President Bush nominated an Orthodox Jew to be U.S. attorney general.
Michael Mukasey, a retired federal judge from New York, is a conservative who has criticized Bush administration policies that have kept detainees from consulting with lawyers.
Democrats have praised Mukasey, and his selection represents a shift from Bush's combative defense of the most recent attorney general, Alberto Gonzales, who resigned last month.
Mukasey's Jewishness became an issue when a defendant in the 1993 World Trade Center bombing filed a motion to remove the judge, arguing that his allegiances to fellow Jews and Israel would create a bias against Muslim defendants. The motion was dismissed as "utterly irrelevant."
Mukasey's wife, Susan, is a former headmistress of the Ramaz Lower School, an Orthodox Jewish school in New York City.
If confirmed, Mukasey would be the second Jewish attorney general. The first, Ed Levi, served under President Ford.
http://www.jta.org/cgi-bin/iowa/breaking/104180.html
Mukasey gave a lecture on the Kol Nidre in September of 2004:
Sun, Sep 19, 3 pm, $35
KOL NIDRE THROUGH THE AGES — Concert
This program explores the music and meaning of the holiest prayer in the Jewish liturgy, the Kol Nidre. Recited on the eve of Yom Kippur (the Day of Atonement, observed this year on September 25), the Kol Nidre has inspired numerous musical settings and instrumental compositions ... The Honorable MICHAEL B. MUKASEY, U.S. District Court Chief Judge, provides the legal perspective ... Although it carries tremendous emotional power, the Kol Nidre is essentially a legal text that absolves Jews of promises they may have made during the previous year.
http://www.92y.org/content/celebrate_350_releases.asp
The above description of the Kol Nidre (all vows) declaration is more forthcoming than usual, but it is still not correct. The Kol Nidre also "absolves" Judaics of all future vows they will make in the upcoming year.
Americans should have serious concerns about Bush's appointee, a man whose "religion" grants him permission to take an oath that he has no intention of upholding.
If Mukasey is approved by the Congress he will be sworn into office by taking the following oath:
"I (name), do solemnly swear (or affirm) that I will support and defend the Constitution of the United States against all enemies, foreign and domestic; that I will bear true faith and allegiance to the same; that I take this obligation freely without any mental reservation or purpose of evasion; and that I will well and faithfully discharge the duties of the office on which I am about to enter. So help me God."
But the Kol Nidre declaration that Mukasey, as a pious Orthodox Judaic, will recite on Yom Kippur this Friday evening, September 21, 2007, will "absolve" him from the responsibility of upholding his oath of office and indeed, any promise he makes at all for the entire year.
Here is the Kol Nidre declaration (in English) that Mukasey along with all of his fellow Orthodox Judaics will recite this Friday:
"All vows, obligations, oaths, and anathemas, whether called 'ḳonam,' 'ḳonas,' or by any other name, which we may vow, or swear, or pledge, or whereby we may be bound, from this Day of Atonement until the next (whose happy coming we await), we do repent.
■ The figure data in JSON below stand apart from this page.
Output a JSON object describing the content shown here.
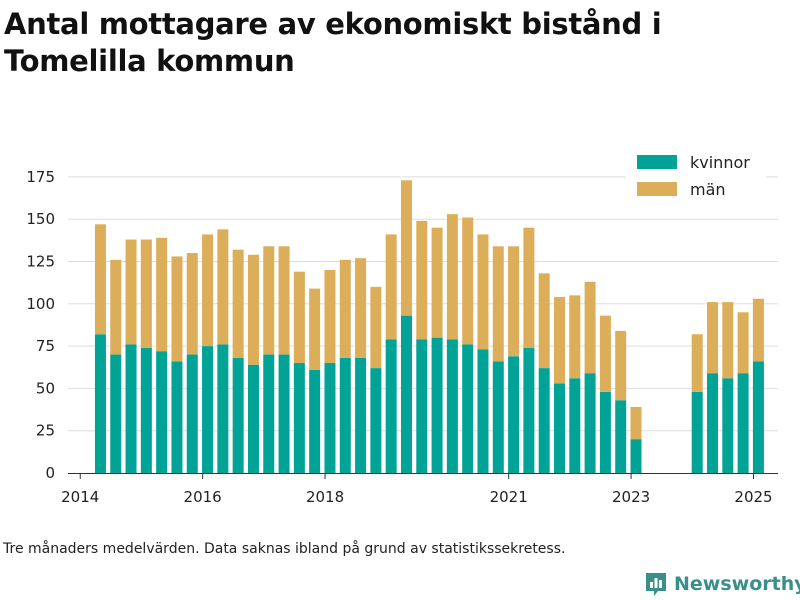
{
  "title": "Antal mottagare av ekonomiskt bistånd i Tomelilla kommun",
  "footnote": "Tre månaders medelvärden. Data saknas ibland på grund av statistikssekretess.",
  "brand": {
    "name": "Newsworthy",
    "icon": "bar-chart-logo-icon"
  },
  "colors": {
    "kvinnor": "#00a396",
    "man": "#dcae5a",
    "grid": "#dddddd",
    "axis": "#333333"
  },
  "chart_data": {
    "type": "bar",
    "stacked": true,
    "title": "Antal mottagare av ekonomiskt bistånd i Tomelilla kommun",
    "xlabel": "",
    "ylabel": "",
    "ylim": [
      0,
      185
    ],
    "yticks": [
      0,
      25,
      50,
      75,
      100,
      125,
      150,
      175
    ],
    "xlim": [
      2013.8,
      2025.4
    ],
    "xticks": [
      {
        "value": 2014.0,
        "label": "2014"
      },
      {
        "value": 2016.0,
        "label": "2016"
      },
      {
        "value": 2018.0,
        "label": "2018"
      },
      {
        "value": 2021.0,
        "label": "2021"
      },
      {
        "value": 2023.0,
        "label": "2023"
      },
      {
        "value": 2025.0,
        "label": "2025"
      }
    ],
    "grid": true,
    "legend": "top-right",
    "x": [
      2014.33,
      2014.58,
      2014.83,
      2015.08,
      2015.33,
      2015.58,
      2015.83,
      2016.08,
      2016.33,
      2016.58,
      2016.83,
      2017.08,
      2017.33,
      2017.58,
      2017.83,
      2018.08,
      2018.33,
      2018.58,
      2018.83,
      2019.08,
      2019.33,
      2019.58,
      2019.83,
      2020.08,
      2020.33,
      2020.58,
      2020.83,
      2021.08,
      2021.33,
      2021.58,
      2021.83,
      2022.08,
      2022.33,
      2022.58,
      2022.83,
      2023.08,
      2024.08,
      2024.33,
      2024.58,
      2024.83,
      2025.08
    ],
    "series": [
      {
        "name": "kvinnor",
        "values": [
          82,
          70,
          76,
          74,
          72,
          66,
          70,
          75,
          76,
          68,
          64,
          70,
          70,
          65,
          61,
          65,
          68,
          68,
          62,
          79,
          93,
          79,
          80,
          79,
          76,
          73,
          66,
          69,
          74,
          62,
          53,
          56,
          59,
          48,
          43,
          20,
          48,
          59,
          56,
          59,
          66
        ]
      },
      {
        "name": "män",
        "values": [
          65,
          56,
          62,
          64,
          67,
          62,
          60,
          66,
          68,
          64,
          65,
          64,
          64,
          54,
          48,
          55,
          58,
          59,
          48,
          62,
          80,
          70,
          65,
          74,
          75,
          68,
          68,
          65,
          71,
          56,
          51,
          49,
          54,
          45,
          41,
          19,
          34,
          42,
          45,
          36,
          37
        ]
      }
    ]
  }
}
May they be deemed absolved, forgiven, annulled, and void, and made of no effect; they shall not bind us nor have power over us. The vows shall not be reckoned vows; the obligations shall not be obligatory; nor the oaths be oaths."
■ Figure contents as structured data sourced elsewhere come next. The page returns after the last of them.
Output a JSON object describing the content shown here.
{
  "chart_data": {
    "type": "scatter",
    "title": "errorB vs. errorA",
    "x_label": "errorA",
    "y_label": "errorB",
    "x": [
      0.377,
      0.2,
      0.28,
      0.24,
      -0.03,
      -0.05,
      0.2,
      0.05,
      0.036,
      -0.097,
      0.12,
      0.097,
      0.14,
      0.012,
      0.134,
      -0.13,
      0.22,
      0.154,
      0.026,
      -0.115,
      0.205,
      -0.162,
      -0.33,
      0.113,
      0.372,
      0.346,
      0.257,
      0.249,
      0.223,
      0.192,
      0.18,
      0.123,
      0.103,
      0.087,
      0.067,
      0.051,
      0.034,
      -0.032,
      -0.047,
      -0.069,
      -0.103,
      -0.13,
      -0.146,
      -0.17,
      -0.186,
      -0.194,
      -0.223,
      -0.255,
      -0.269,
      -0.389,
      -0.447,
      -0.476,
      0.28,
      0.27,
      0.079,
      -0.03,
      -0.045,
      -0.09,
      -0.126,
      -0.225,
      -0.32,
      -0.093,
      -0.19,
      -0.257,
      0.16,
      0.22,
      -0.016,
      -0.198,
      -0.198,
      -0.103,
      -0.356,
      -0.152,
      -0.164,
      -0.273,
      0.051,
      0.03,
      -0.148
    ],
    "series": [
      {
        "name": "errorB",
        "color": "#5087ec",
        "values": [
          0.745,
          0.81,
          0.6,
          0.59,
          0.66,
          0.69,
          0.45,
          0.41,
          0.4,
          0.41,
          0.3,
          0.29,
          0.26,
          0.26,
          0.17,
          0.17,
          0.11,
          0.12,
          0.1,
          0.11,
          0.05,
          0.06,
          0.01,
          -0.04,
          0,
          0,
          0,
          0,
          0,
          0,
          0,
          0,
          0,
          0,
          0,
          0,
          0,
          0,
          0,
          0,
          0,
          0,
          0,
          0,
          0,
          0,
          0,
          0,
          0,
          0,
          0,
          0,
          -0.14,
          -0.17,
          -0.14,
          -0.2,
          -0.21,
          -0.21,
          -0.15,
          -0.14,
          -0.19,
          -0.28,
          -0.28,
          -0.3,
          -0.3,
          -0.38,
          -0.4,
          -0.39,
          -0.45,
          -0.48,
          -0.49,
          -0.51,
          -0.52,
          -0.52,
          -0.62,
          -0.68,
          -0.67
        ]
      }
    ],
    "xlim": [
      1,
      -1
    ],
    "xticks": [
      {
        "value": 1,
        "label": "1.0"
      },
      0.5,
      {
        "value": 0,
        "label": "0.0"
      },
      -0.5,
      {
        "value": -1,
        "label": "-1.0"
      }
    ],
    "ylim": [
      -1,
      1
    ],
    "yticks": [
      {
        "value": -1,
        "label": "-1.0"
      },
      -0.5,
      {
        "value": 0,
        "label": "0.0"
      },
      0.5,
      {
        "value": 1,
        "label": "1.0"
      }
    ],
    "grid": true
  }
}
Now, it is common to hear the excuse made that this declaration was created as a reaction to forced conversions in medieval Europe. This is patently false. The Encyclopedia Judaica finds the Kol Nidre existing before the eighth century:
The first reference to Kol Nidrei as a collective declaration is found in the responsa of the Babylonian geonim (beginning in the eighth century). It is stated that Kol Nidrei was familiar to them from "other lands ... (Encyclopedia Judaica, "Kol Nidrei")
However, the Talmudic precedent for the Kol Nidre dates from the early centuries A.D.:
And he who desires that none of his vows made during the year shall be valid, let him stand at the beginning of the year and declare, 'Every vow which I may make in the future shall be null.1 [HIS VOWS ARE THEN INVALID,] PROVIDING THAT HE REMEMBERS THIS AT THE TIME OF THE VOW. (Soncino Babylonian Talmud, Nedarim 23b)
How does the Kol Nidre square with the oath that all federal employees must take supplied above?
How does the Kol Nidre of these "elder brothers in the faith" of the Vatican prelates square with God's law:
You shall not lie, neither shall any man deceive his neighbour. Thou shalt not swear falsely by my name ... (Leviticus 19;11,12)
The answer, quite simply, is that it doesn't. Not by any stretch of the imagination.